The only mode where R.O.B. does what you ask him to. Sort of.
THE FINAL VERDICT
3/10 As we say goodbye to R.O.B., the reasoning why he never caught on is clear. The games were complete crap, the device moves slow enough that you could probably play a round of chess mid game, and it takes no less than 15 minutes just to set-up. No kid was going to play this more than once and even as an adult, I could barely make it through without wanting to say "Uh, let's just do Pinball instead" for two days. Of the two, Gyromite is the far superior game but works less when R.O.B. is your second player. If you plug in a second controller to move the gates, it becomes alot more coherent of a game and would be at least a 6, but alas, even then you feel like a dumbass with two controllers in your hand to play one game. The higher marks for Gyromite are due to the music being some of the best for the system and the game itself being a tad more fun to play, just not with R.O.B. All in all, more of a nostaligic device that has made cameos in about 8x as many games as Donkey Kong Jr has shockingly. Star Fox, F-Zero, Kirby, and one of the great underappreciated games, Star Tropics, have R.O.B. appearances and judging by his inclusion in Super Smash Bros Brawl recently, he shows no signs of slowing down. Now if those people who say things like "R.O.B. rules!" only got the experience of playing Gyromite or Stack-Up with this cumbersome bastard, their song would change indeed.

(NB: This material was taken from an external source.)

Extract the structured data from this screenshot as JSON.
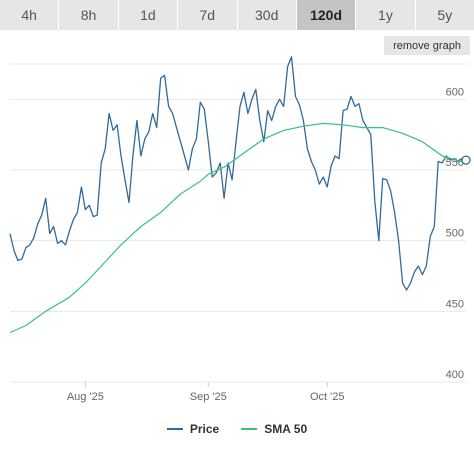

All your base are belong to R.O.B.!
Special thanks to Phil Bond for information helping with this review and to TheBenj@VintageGaming for the information containing the lock-out chip, though I didn't want to be the one to e-mail him explaining the reason his Famicom games worked with his top-loading NES wasn't the converter at all, he took it in stride. Top-loaders never were installed with the 10NES, so if you really want that copy of Splatterhouse: Wanpaku Graffiti to work, go top-loader!
"Bad time to strike a pose. BURN MOTHERFUCKER!!!"